2022年1月22日土曜日

葛西大崎一揆降参将士誅殺の地

  須江山北側のJR石巻線佳景山駅にほど近い糠塚地区(殿入沢)に「大槻但馬守平泰常殞命地」と刻まれた石碑が建ってる。1914(大正3)年11月に国文学者の大槻文彦文学博士が建立したものだ。葛西大崎一揆が収束しつつあった1591(天正19)年8月、伊達政宗の指示を受けて葛西旧臣たちが須江山に集結した。葛西復活の夢を抱いていた武将たちだったが、到着した伊達勢(泉田安芸を大将にした軍勢)によって多くが討ち取られ、もしくは自刃に追いやられた。この凄惨な現場も、いまは至極穏やかだった。

 佳景山駅前から広渕に抜ける須江山沿いの県道を南下し、河南東中の駐輪場を過ぎてしばらく進むと「殿入沢跡」の標柱と説明版とともに高さ1mほどの石碑が建っている。石碑の裏側には、漢文で設置の由来がつづられているのだが、とても読みにくい。要旨は次の通り。

 『須江村糠塚の殿入沢は、わが祖・ 但馬守が落命した地。但馬守は葛西氏の支族で西磐井郡金沢村の大槻館に居住する。

 天正十八年、葛西氏は豊臣氏によって滅亡した。新領主として木村吉清が入領したが、圧政を強いたため葛西旧臣たちが激怒し兵を挙げ吉清を追放しようとした。

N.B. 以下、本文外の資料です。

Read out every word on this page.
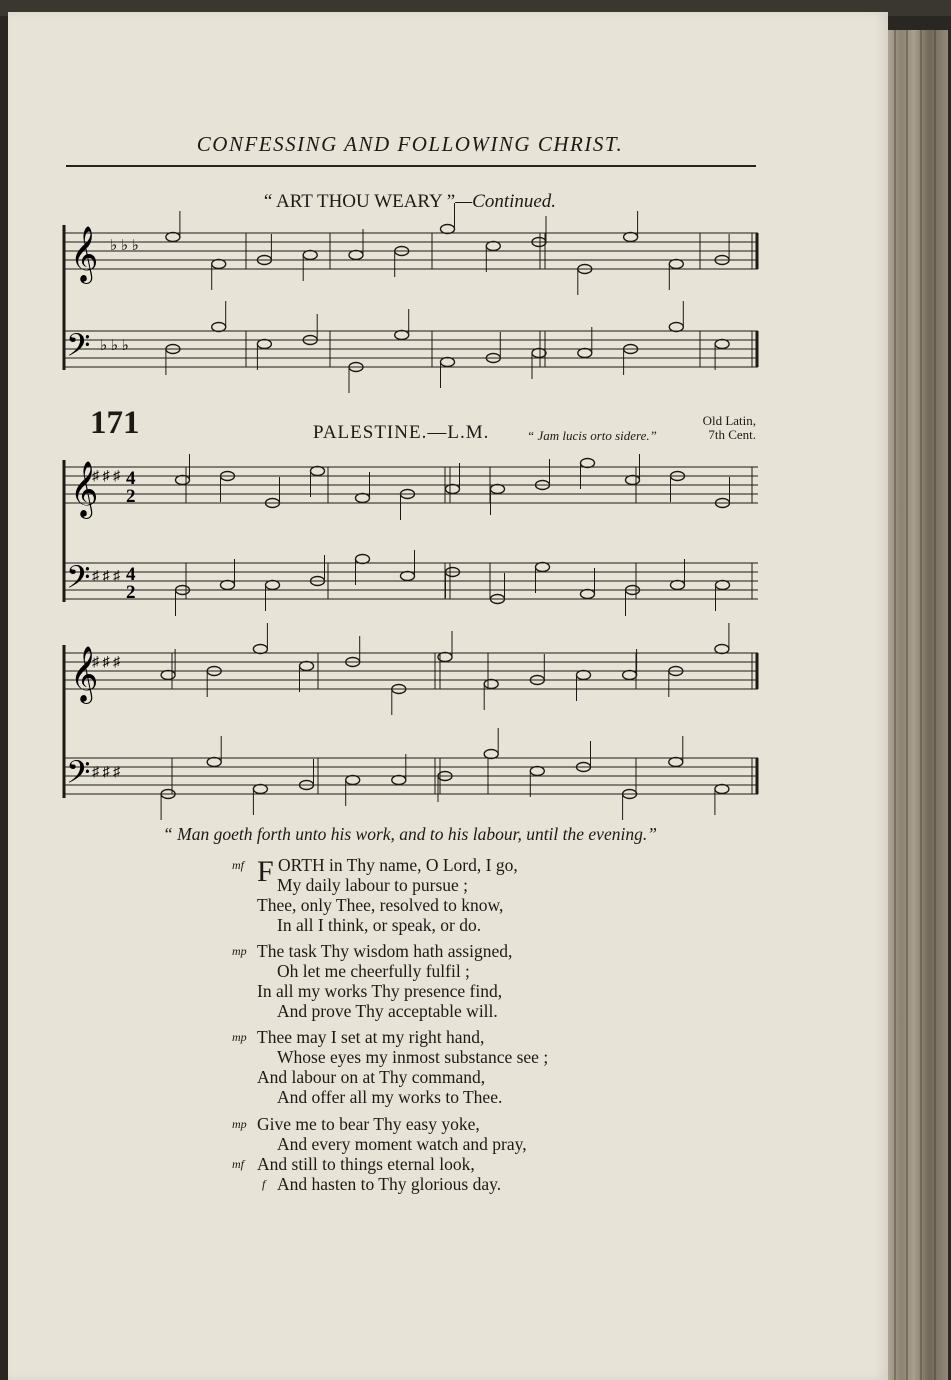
CONFESSING AND FOLLOWING CHRIST.
“ ART THOU WEARY ”—Continued.
𝄞
𝄢
♭ ♭ ♭
♭ ♭ ♭
𝄞
𝄢
♯ ♯ ♯
♯ ♯ ♯
4
2
4
2
𝄞
𝄢
♯ ♯ ♯
♯ ♯ ♯
171	PALESTINE.—L.M.	“ Jam lucis orto sidere.”
Old Latin,
7th Cent.
“ Man goeth forth unto his work, and to his labour, until the evening.”
mf F ORTH in Thy name, O Lord, I go,
My daily labour to pursue ;
Thee, only Thee, resolved to know,
In all I think, or speak, or do.
mp The task Thy wisdom hath assigned,
Oh let me cheerfully fulfil ;
In all my works Thy presence find,
And prove Thy acceptable will.
mp Thee may I set at my right hand,
Whose eyes my inmost substance see ;
And labour on at Thy command,
And offer all my works to Thee.
mp Give me to bear Thy easy yoke,
And every moment watch and pray,
mf And still to things eternal look,
f And hasten to Thy glorious day.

 鎮圧にやって来た伊達勢は降伏を勧め、将領二十余人を拘束し命を待った。豊臣秀次が東北に下向すると、一揆首謀者たちの斬殺をを命ずる。伊達勢は兵を繰り出した。旧臣たち二十余人は奮闘したが、遂に斬殺されてしまった。

 旧臣たちの頭を塩漬けにし京師に送られる。わが祖もこのなかにあった。時に天正十九年八月十四日。享年55歳。

 子孫、西磐井郡中里村に住し、先祖を祀ってきた。文彦はこの地に至って、すすり泣きながら徘徊し、立ち去りがたい気持ちでいっぱいになった。ここに一碑を建て、天に召された先祖の霊を慰む。

 地主桑島氏及び亀山氏の助力に感謝します。

 大正三年甲寅 十一月 十世孫 文学博士 大槻文彦 謹記』


 ここから、南に約200m進んだところには、「細田塚」がある。深谷小野城主長江氏の家臣木村上野重景の墓所だ。天正18年8月あるいは天正19年8月、長江氏の命を受けた木村は、この地で葛西旧臣・登米郡湖水城主の西郡新右衛門(新左衛門とも)と戦い討ち取ったが、自らも負傷し亡くなった。ここに塚を築き墓所とした。後に重景の末裔が1885(明治18)年に石碑を建立している。

 天正18年8月の奥州仕置での深谷合戦、天正19年8月の一揆収束後の深谷での葛西旧臣誅殺事件は日時、内容とも疑問点が多く混同されることも少なくない。この問題については、1996(平成8)年8月19日、河南東中学校で開かれた葛西氏滅亡400年記念「深谷の役」シンポジウムの内容を元河南町教育長の浅野鐡雄氏がまとめた「深谷の役と葛西大崎一揆降参将士誅殺事件」(耕風社刊)が詳しい。また、葛西旧臣誅殺事件について、郷土史家の紫桃正隆氏が著した「仙台領の戦国史」(宝文堂刊)で書いており、各家の古文書などを調査して検証した興味深い内容だ。

 戦国時代末期、葛西家は隣接する大崎氏と争い、葛西家臣間の争乱が相次いでいた。葛西家が豊臣秀吉の鎌倉参陣要請に応じられなかった要因がここにあるとも言われている。しかし、このころ葛西家は伊達家との連携を深めており、政宗の指示を待っていた可能性はなかったの「奥州仕置は伊達家に任される」とする政宗の書状の存在も気になるところだ。いずれ、旧葛西重臣たちは政宗の命を受けて深谷に集結し多くが亡くなっているし、最後の葛西家当主晴信の動きもはっきりしない。所領没収後、黒川郡大屋荘12村を賜ったが一揆後前田家に預けられた(葛西真記録)、もしくは所領没収後、上京して上杉家に属した(貞山公治家記録)という。奥州葛西史の謎は深い。